DN : Les différents acteurs sur l’exploitation vous suivent ?...
 
EC : C’est très clair : rien ne se fait, ni ne se fera, sans l’adhésion d’abord des hommes ! Sur l’exploitation comme dans les autres registres de la vie de l’établissement. C’est l’affaire d’une équipe de direction et de terrain convaincue, mobilisée, multidisciplinaire. Les hommes comprennent que l’on applique une expertise, laquelle s’améliore encore, puis donne, grâce à leur propre travail, les premiers résultats. Utiles dans leur quotidien : par exemple sur le bien-être et la santé de leurs animaux, sur la simplification de leurs propres tâches...
On peut alors poursuivre sur des projets plus ambitieux. L’adhésion vient en premier lieu de solutions simples pour résoudre des problèmes réputés "insurmontables" dans la logique des "recettes toutes faites" !

DN : Vous êtes convaincants et convaincus d’être dans la bonne direction ? C’est très audacieux de vouloir "cultiver la connaissance" !?

EC : Pas de triomphalisme, ni donneurs de leçons, pas d’exemple unique ! Nos solutions s’appliquent "ici et maintenant". Nous héritons des connaissances et résultats des autres : sur notre ferme, nos prédécesseurs ont commencé le travail depuis une dizaine d’années.
Et d’autres viendront après nous, prendre le relais : c’est une action sur le long terme, cercle vertueux qui s’enrichira chaque année. Il faut se montrer tenaces, cohérents, déterminés ! Nous avons devant nous plusieurs décennies de progrès à venir. 

DN : Et l’économique dans tout ça ?

LR : Même dans un Lycée Agricole, les lois économiques s’appliquent ! Quand nous parlions tout à l’heure de raisonnement global ; nous y sommes évidemment soumis : ces "expériences nouvelles" ne sont pas "hasardeuses". Autant techniques, environnementales, qu’humaines ET économiques ! Et même, je dirais que la notion de filières aval gouverne tout ! On peut regretter, si on se compare une fois encore à nos voisins allemands, que notre tissu agro-alimentaire soit plus récent, et moins souple pour héberger et transformer des productions différenciées.
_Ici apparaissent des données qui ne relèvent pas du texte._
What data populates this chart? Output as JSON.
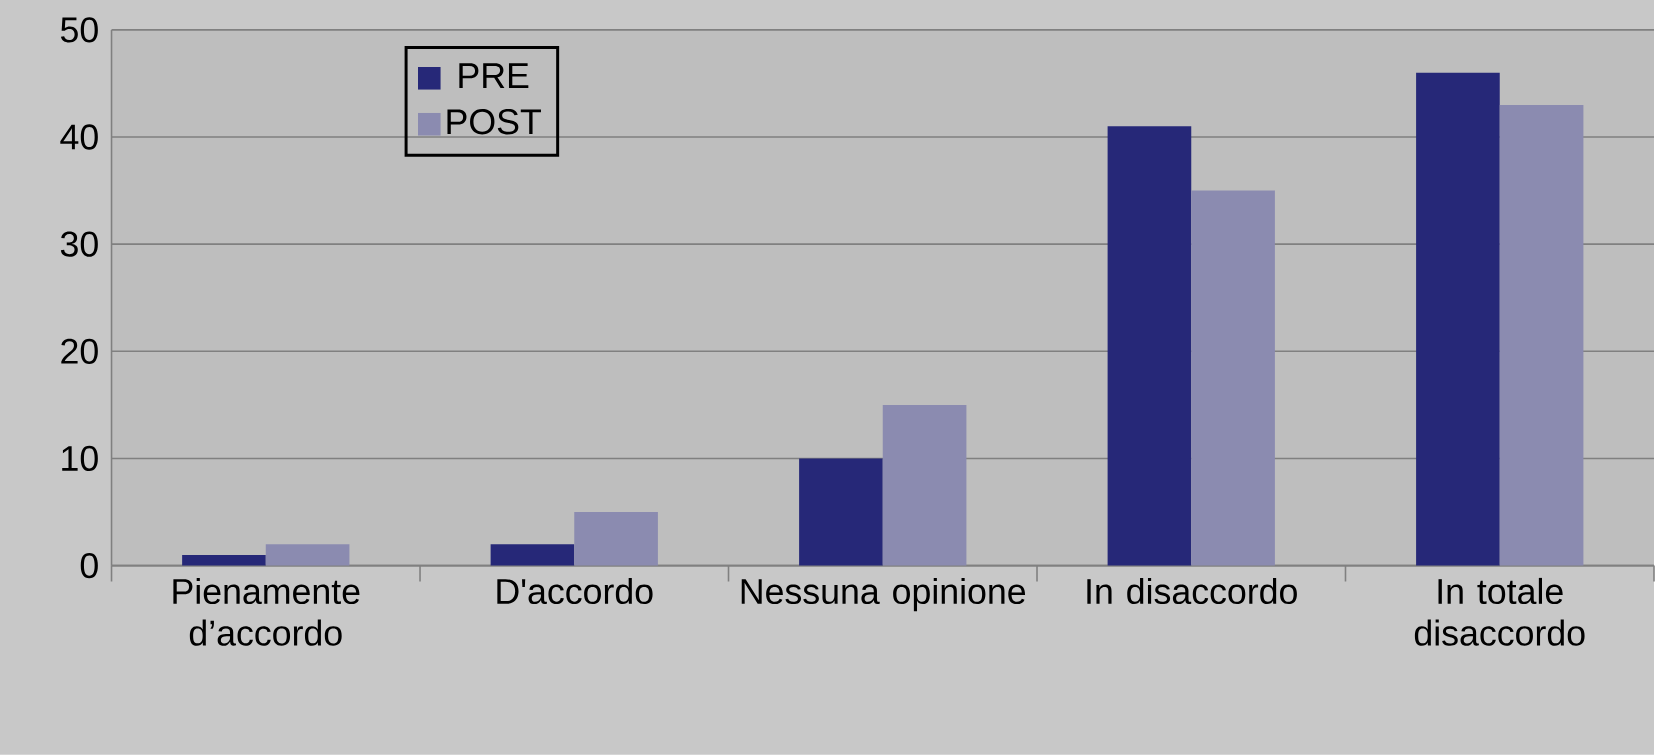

DN : L’Europe, le Ministère vont-ils imposer des contraintes venues "d’en haut" ?
 
EC : L’UE est pragmatique : elle veut des résultats dans l’évolution de son agriculture, en réponse aux besoins et aux défis de la société. Le mode "intensif" a vécu ! Les politiques Français délèguent à la base- et c’est un tournant de notre Histoire- les moyens et méthodes pour avancer dans "la bonne direction" ; d’où d’ailleurs cette éclosion de ce que vous appeliez les "chapelles" : il ne peut y avoir UN modèle universel !

DN : UN modèle unique serait justement la négation de tout ce que vous vivez et expliquez !?
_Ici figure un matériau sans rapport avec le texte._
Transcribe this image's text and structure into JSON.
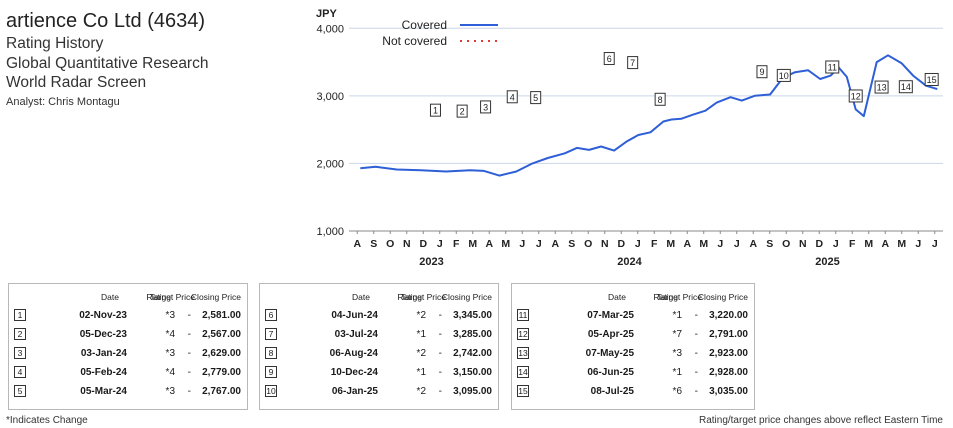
{
  "header": {
    "company": "artience Co Ltd (4634)",
    "line1": "Rating History",
    "line2": "Global Quantitative Research",
    "line3": "World Radar Screen",
    "analyst": "Analyst: Chris Montagu"
  },
  "chart_data": {
    "type": "line",
    "ylabel": "JPY",
    "ylim": [
      1000,
      4300
    ],
    "yticks": [
      1000,
      2000,
      3000,
      4000
    ],
    "ytick_labels": [
      "1,000",
      "2,000",
      "3,000",
      "4,000"
    ],
    "grid": true,
    "legend": {
      "position": "top-left",
      "entries": [
        {
          "label": "Covered",
          "color": "#2e5fd6",
          "style": "solid"
        },
        {
          "label": "Not covered",
          "color": "#e03a3a",
          "style": "dotted"
        }
      ]
    },
    "month_labels": [
      "A",
      "S",
      "O",
      "N",
      "D",
      "J",
      "F",
      "M",
      "A",
      "M",
      "J",
      "J",
      "A",
      "S",
      "O",
      "N",
      "D",
      "J",
      "F",
      "M",
      "A",
      "M",
      "J",
      "J",
      "A",
      "S",
      "O",
      "N",
      "D",
      "J",
      "F",
      "M",
      "A",
      "M",
      "J",
      "J"
    ],
    "year_labels": [
      "2023",
      "2024",
      "2025"
    ],
    "series": [
      {
        "color": "#2e5fd6",
        "x": [
          "2023-08-01",
          "2023-08-20",
          "2023-09-15",
          "2023-10-15",
          "2023-11-15",
          "2023-12-15",
          "2024-01-01",
          "2024-01-20",
          "2024-02-10",
          "2024-03-01",
          "2024-03-20",
          "2024-04-10",
          "2024-04-25",
          "2024-05-10",
          "2024-05-25",
          "2024-06-10",
          "2024-06-25",
          "2024-07-10",
          "2024-07-25",
          "2024-08-10",
          "2024-08-20",
          "2024-09-01",
          "2024-09-15",
          "2024-10-01",
          "2024-10-15",
          "2024-11-01",
          "2024-11-15",
          "2024-12-01",
          "2024-12-20",
          "2025-01-05",
          "2025-01-20",
          "2025-02-05",
          "2025-02-20",
          "2025-03-05",
          "2025-03-15",
          "2025-03-25",
          "2025-04-05",
          "2025-04-15",
          "2025-05-01",
          "2025-05-15",
          "2025-06-01",
          "2025-06-15",
          "2025-07-01",
          "2025-07-15"
        ],
        "values": [
          1930,
          1950,
          1910,
          1900,
          1880,
          1900,
          1890,
          1820,
          1880,
          2000,
          2080,
          2150,
          2230,
          2200,
          2250,
          2190,
          2320,
          2420,
          2460,
          2620,
          2650,
          2660,
          2720,
          2780,
          2900,
          2980,
          2930,
          3000,
          3020,
          3270,
          3350,
          3380,
          3250,
          3300,
          3420,
          3280,
          2800,
          2700,
          3500,
          3600,
          3480,
          3300,
          3150,
          3100
        ]
      }
    ],
    "annotations": [
      {
        "label": "1",
        "date": "2023-11-02",
        "value": 2581
      },
      {
        "label": "2",
        "date": "2023-12-05",
        "value": 2567
      },
      {
        "label": "3",
        "date": "2024-01-03",
        "value": 2629
      },
      {
        "label": "4",
        "date": "2024-02-05",
        "value": 2779
      },
      {
        "label": "5",
        "date": "2024-03-05",
        "value": 2767
      },
      {
        "label": "6",
        "date": "2024-06-04",
        "value": 3345
      },
      {
        "label": "7",
        "date": "2024-07-03",
        "value": 3285
      },
      {
        "label": "8",
        "date": "2024-08-06",
        "value": 2742
      },
      {
        "label": "9",
        "date": "2024-12-10",
        "value": 3150
      },
      {
        "label": "10",
        "date": "2025-01-06",
        "value": 3095
      },
      {
        "label": "11",
        "date": "2025-03-07",
        "value": 3220
      },
      {
        "label": "12",
        "date": "2025-04-05",
        "value": 2791
      },
      {
        "label": "13",
        "date": "2025-05-07",
        "value": 2923
      },
      {
        "label": "14",
        "date": "2025-06-06",
        "value": 2928
      },
      {
        "label": "15",
        "date": "2025-07-08",
        "value": 3035
      }
    ]
  },
  "table": {
    "headers": {
      "date": "Date",
      "rating": "Rating",
      "target": "Target Price",
      "close": "Closing Price"
    },
    "groups": [
      [
        {
          "n": "1",
          "date": "02-Nov-23",
          "rating": "*3",
          "target": "-",
          "close": "2,581.00"
        },
        {
          "n": "2",
          "date": "05-Dec-23",
          "rating": "*4",
          "target": "-",
          "close": "2,567.00"
        },
        {
          "n": "3",
          "date": "03-Jan-24",
          "rating": "*3",
          "target": "-",
          "close": "2,629.00"
        },
        {
          "n": "4",
          "date": "05-Feb-24",
          "rating": "*4",
          "target": "-",
          "close": "2,779.00"
        },
        {
          "n": "5",
          "date": "05-Mar-24",
          "rating": "*3",
          "target": "-",
          "close": "2,767.00"
        }
      ],
      [
        {
          "n": "6",
          "date": "04-Jun-24",
          "rating": "*2",
          "target": "-",
          "close": "3,345.00"
        },
        {
          "n": "7",
          "date": "03-Jul-24",
          "rating": "*1",
          "target": "-",
          "close": "3,285.00"
        },
        {
          "n": "8",
          "date": "06-Aug-24",
          "rating": "*2",
          "target": "-",
          "close": "2,742.00"
        },
        {
          "n": "9",
          "date": "10-Dec-24",
          "rating": "*1",
          "target": "-",
          "close": "3,150.00"
        },
        {
          "n": "10",
          "date": "06-Jan-25",
          "rating": "*2",
          "target": "-",
          "close": "3,095.00"
        }
      ],
      [
        {
          "n": "11",
          "date": "07-Mar-25",
          "rating": "*1",
          "target": "-",
          "close": "3,220.00"
        },
        {
          "n": "12",
          "date": "05-Apr-25",
          "rating": "*7",
          "target": "-",
          "close": "2,791.00"
        },
        {
          "n": "13",
          "date": "07-May-25",
          "rating": "*3",
          "target": "-",
          "close": "2,923.00"
        },
        {
          "n": "14",
          "date": "06-Jun-25",
          "rating": "*1",
          "target": "-",
          "close": "2,928.00"
        },
        {
          "n": "15",
          "date": "08-Jul-25",
          "rating": "*6",
          "target": "-",
          "close": "3,035.00"
        }
      ]
    ]
  },
  "footer": {
    "left": "*Indicates Change",
    "right": "Rating/target price changes above reflect Eastern Time"
  }
}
LR : Absolument ! Certes, il existe des challenges universels ; par exemple, la réduction raisonnée des intrants ; mais les solutions seront différentes d’une région à l’autre et même d’une exploitation à l’autre.

EC : Et d’autres objectifs sont carrément très locaux et spécifiques ! Voyez en annexe l’axe N° 5 de notre plan d’action au service du projet : "réduire l’empreinte écologique de l’exploitation », que nous déclinons en trois types d’actions (autonomie en eau, maintien de la biodiversité, réductions des consommations énergétiques). Aussi bien le contenu de chaque thème, que la mise en œuvre, la durée, les indicateurs quanti ou qualitatifs, les points de vigilance, sont représentatifs de notre logique "ici et maintenant" ! Non transposable ailleurs et en l’état ! Nous ne sommes pas "un institut technique" !
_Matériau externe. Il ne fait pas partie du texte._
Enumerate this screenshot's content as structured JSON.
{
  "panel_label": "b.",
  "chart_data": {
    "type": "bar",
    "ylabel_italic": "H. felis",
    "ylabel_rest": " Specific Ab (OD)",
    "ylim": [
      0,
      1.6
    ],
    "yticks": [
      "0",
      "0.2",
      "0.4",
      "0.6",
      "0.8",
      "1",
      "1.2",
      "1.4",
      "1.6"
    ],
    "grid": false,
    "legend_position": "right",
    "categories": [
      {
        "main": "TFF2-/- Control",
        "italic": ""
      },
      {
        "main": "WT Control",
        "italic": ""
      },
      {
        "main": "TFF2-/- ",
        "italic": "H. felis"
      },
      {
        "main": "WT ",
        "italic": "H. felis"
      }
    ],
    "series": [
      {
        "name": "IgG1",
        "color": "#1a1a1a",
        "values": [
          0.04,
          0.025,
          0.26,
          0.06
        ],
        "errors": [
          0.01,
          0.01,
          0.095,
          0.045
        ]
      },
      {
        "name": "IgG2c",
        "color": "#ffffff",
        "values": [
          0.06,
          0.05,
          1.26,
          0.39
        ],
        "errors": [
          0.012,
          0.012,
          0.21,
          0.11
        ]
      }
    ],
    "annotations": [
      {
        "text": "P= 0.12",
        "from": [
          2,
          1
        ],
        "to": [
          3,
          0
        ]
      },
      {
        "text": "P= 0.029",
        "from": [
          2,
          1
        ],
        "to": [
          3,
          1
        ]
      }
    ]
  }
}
DN : Nous sommes dans un établissement d’enseignement agricole : parlez-nous du volet pédagogique du projet ?

EC : Je vous donne deux exemples : "mini-entreprise" et "NDMC" !

DN : ça mérite quelques précisions !

EC : ’’Mini entreprise’’ : sous l’égide d’un de nos enseignants, les élèves de Baccalauréat Professionnel CGEA ont monté une entreprise dont ils sont les seuls maîtres aussi bien dans l’organigramme, le décisionnel que le commercial. Prenant ancrage dans leur futur rôle de chef d’entreprise avant leur installation, ils gèrent déjà leur future entreprise en commercialisant les produits carnés, auprès du personnel et des parents d’élèves, issus des animaux de l’exploitation agricole du lycée. Cette mini-entreprise inscrite dans le réseau national ’’Entreprendre pour apprendre’’ est la première de son genre dans l’enseignement agricole.
’’NDMC’’ : Non Diplômé Mais Compétent
L’alternative proposée après la non obtention du baccalauréat professionnel reste le redoublement ou un parcours en alternance en BPREA sur 2 ans. Les élèves étant déjà en rejet scolaire, cette proposition est la plupart du temps refusée par les jeunes concernés, et si acceptée, elle est la plupart du temps mal vécue. L’établissement est donc confronté au problème d’éviter le décrochage et la sortie du système scolaire sans diplôme. Il cherche pour cela à construire un dispositif qui permettra de résoudre cette difficulté. La reconnaissance des acquis !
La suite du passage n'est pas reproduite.